Unser Ziel bei diesem ersten Projekt war es, die Grundlagen zu schaffen, indem wir sämtliche Workflows für die Environment-Art, die historischen Rekonstruktionen sowie die grundlegende Funktionalität entwickelten. Nach der erfolgreichen Fertigstellung von Guildford Castle VR möchten wir derzeit auf dieser Kernidee aufbauen und Standorte in einem noch viel größeren Maßstab in Angriff nehmen, bei denen wir nun zuversichtlich sind, dass wir noch hochwertigere und optimiertere Umgebungen für eine breitere Palette von Headsets bereitstellen können.
Wir haben auf jeden Fall vor, weitere VR-Interaktionen hinzuzufügen, und dies ist seit dem Start auf Steam ein zentraler interner Entwicklungsschwerpunkt.
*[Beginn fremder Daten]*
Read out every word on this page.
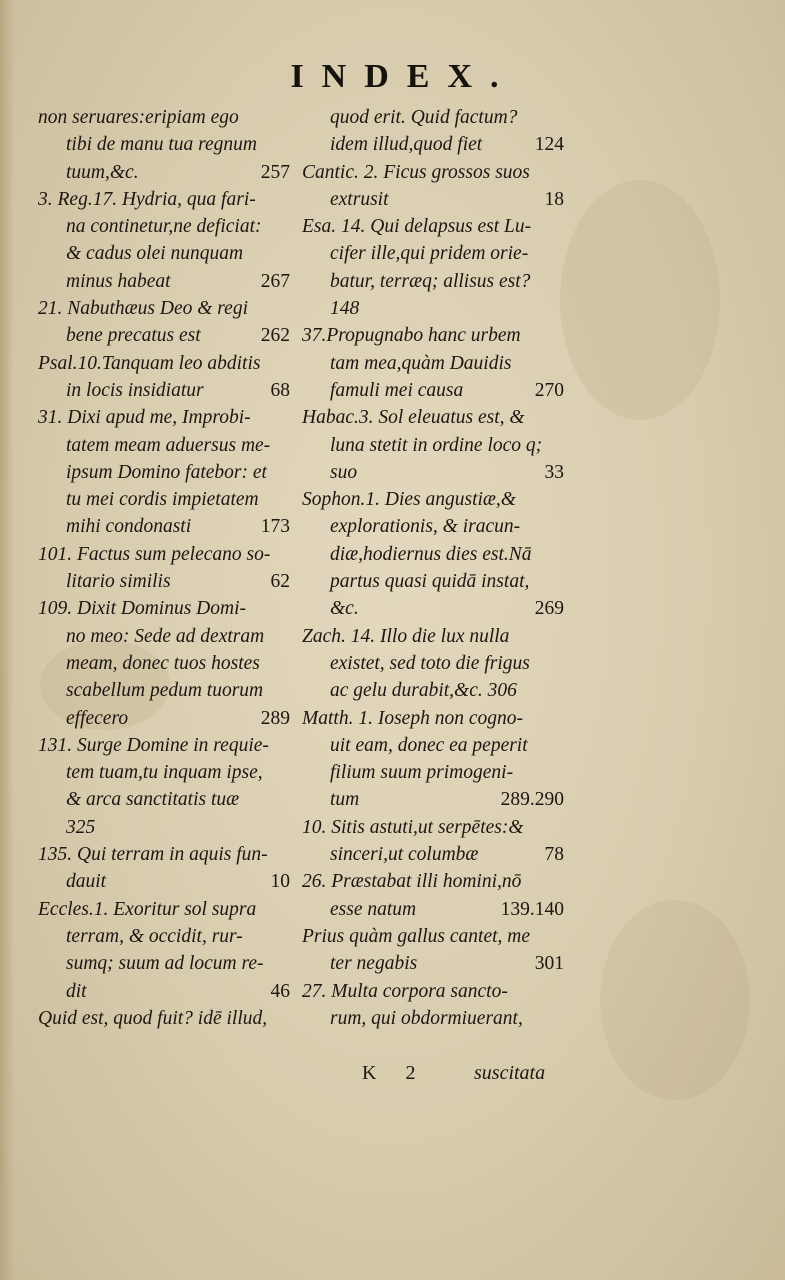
INDEX.
non seruares:eripiam ego
tibi de manu tua regnum
tuum,&c.	257
3. Reg.17. Hydria, qua fari-
na continetur,ne deficiat:
& cadus olei nunquam
minus habeat	267
21. Nabuthæus Deo & regi
bene precatus est	262
Psal.10.Tanquam leo abditis
in locis insidiatur	68
31. Dixi apud me, Improbi-
tatem meam aduersus me-
ipsum Domino fatebor: et
tu mei cordis impietatem
mihi condonasti	173
101. Factus sum pelecano so-
litario similis	62
109. Dixit Dominus Domi-
no meo: Sede ad dextram
meam, donec tuos hostes
scabellum pedum tuorum
effecero	289
131. Surge Domine in requie-
tem tuam,tu inquam ipse,
& arca sanctitatis tuæ
325
135. Qui terram in aquis fun-
dauit	10
Eccles.1. Exoritur sol supra
terram, & occidit, rur-
sumq; suum ad locum re-
dit	46
Quid est, quod fuit? idē illud,
quod erit. Quid factum?
idem illud,quod fiet	124
Cantic. 2. Ficus grossos suos
extrusit	18
Esa. 14. Qui delapsus est Lu-
cifer ille,qui pridem orie-
batur, terræq; allisus est?
148
37.Propugnabo hanc urbem
tam mea,quàm Dauidis
famuli mei causa	270
Habac.3. Sol eleuatus est, &
luna stetit in ordine loco q;
suo	33
Sophon.1. Dies angustiæ,&
explorationis, & iracun-
diæ,hodiernus dies est.Nā
partus quasi quidā instat,
&c.	269
Zach. 14. Illo die lux nulla
existet, sed toto die frigus
ac gelu durabit,&c. 306
Matth. 1. Ioseph non cogno-
uit eam, donec ea peperit
filium suum primogeni-
tum	289.290
10. Sitis astuti,ut serpētes:&
sinceri,ut columbæ	78
26. Præstabat illi homini,nō
esse natum	139.140
Prius quàm gallus cantet, me
ter negabis	301
27. Multa corpora sancto-
rum, qui obdormiuerant,
K 2 suscitata
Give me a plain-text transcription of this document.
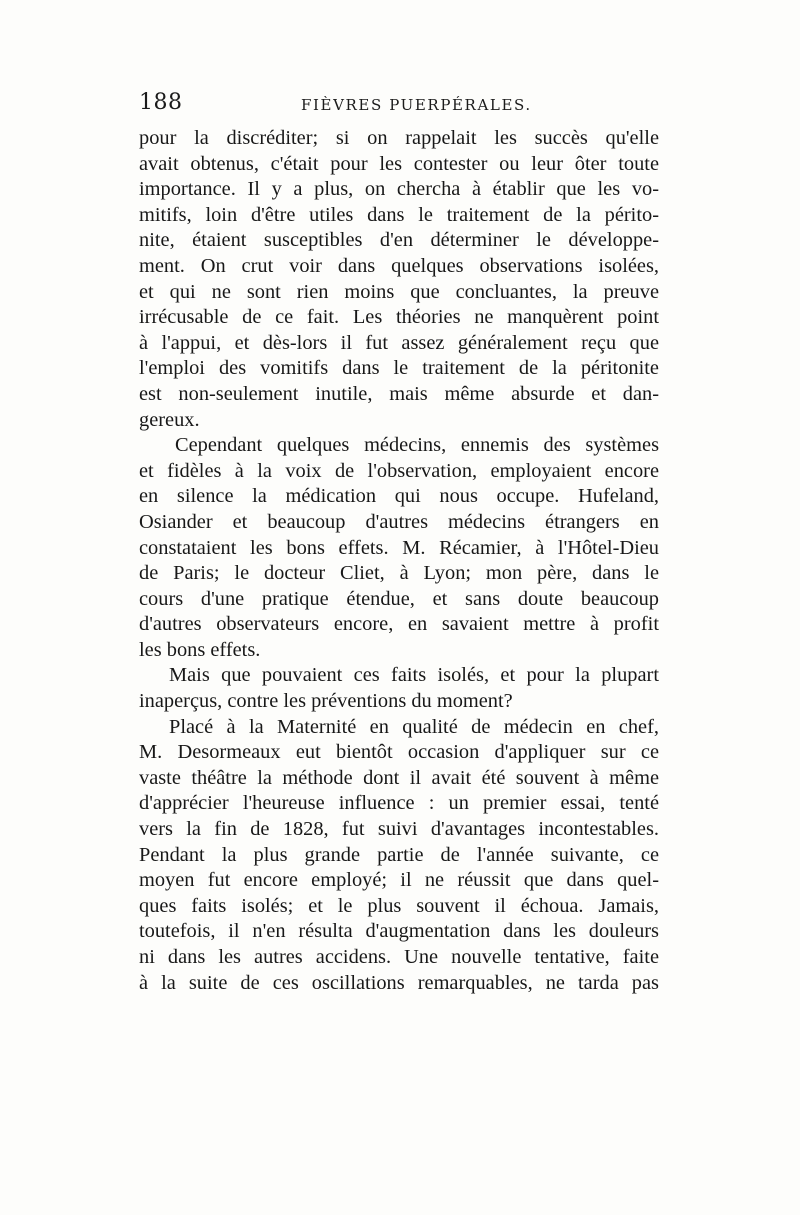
188	FIÈVRES PUERPÉRALES.
pour la discréditer; si on rappelait les succès qu'elle
avait obtenus, c'était pour les contester ou leur ôter toute
importance. Il y a plus, on chercha à établir que les vo-
mitifs, loin d'être utiles dans le traitement de la périto-
nite, étaient susceptibles d'en déterminer le développe-
ment. On crut voir dans quelques observations isolées,
et qui ne sont rien moins que concluantes, la preuve
irrécusable de ce fait. Les théories ne manquèrent point
à l'appui, et dès-lors il fut assez généralement reçu que
l'emploi des vomitifs dans le traitement de la péritonite
est non-seulement inutile, mais même absurde et dan-
gereux.
Cependant quelques médecins, ennemis des systèmes
et fidèles à la voix de l'observation, employaient encore
en silence la médication qui nous occupe. Hufeland,
Osiander et beaucoup d'autres médecins étrangers en
constataient les bons effets. M. Récamier, à l'Hôtel-Dieu
de Paris; le docteur Cliet, à Lyon; mon père, dans le
cours d'une pratique étendue, et sans doute beaucoup
d'autres observateurs encore, en savaient mettre à profit
les bons effets.
Mais que pouvaient ces faits isolés, et pour la plupart
inaperçus, contre les préventions du moment?
Placé à la Maternité en qualité de médecin en chef,
M. Desormeaux eut bientôt occasion d'appliquer sur ce
vaste théâtre la méthode dont il avait été souvent à même
d'apprécier l'heureuse influence : un premier essai, tenté
vers la fin de 1828, fut suivi d'avantages incontestables.
Pendant la plus grande partie de l'année suivante, ce
moyen fut encore employé; il ne réussit que dans quel-
ques faits isolés; et le plus souvent il échoua. Jamais,
toutefois, il n'en résulta d'augmentation dans les douleurs
ni dans les autres accidens. Une nouvelle tentative, faite
à la suite de ces oscillations remarquables, ne tarda pas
Für spätere Starts planen wir, den Reichtum der passiven Erzählungselemente zu erweitern und neue, aktive VR-Interaktionen zu ergänzen, die die Nutzer noch mehr ansprechen. Das Hinzufügen mehrsprachiger Funktionen genießt für uns hohe Priorität, damit wir unseren nicht englischsprachigen Nutzern weltweit das volle historische Erlebnis bieten können.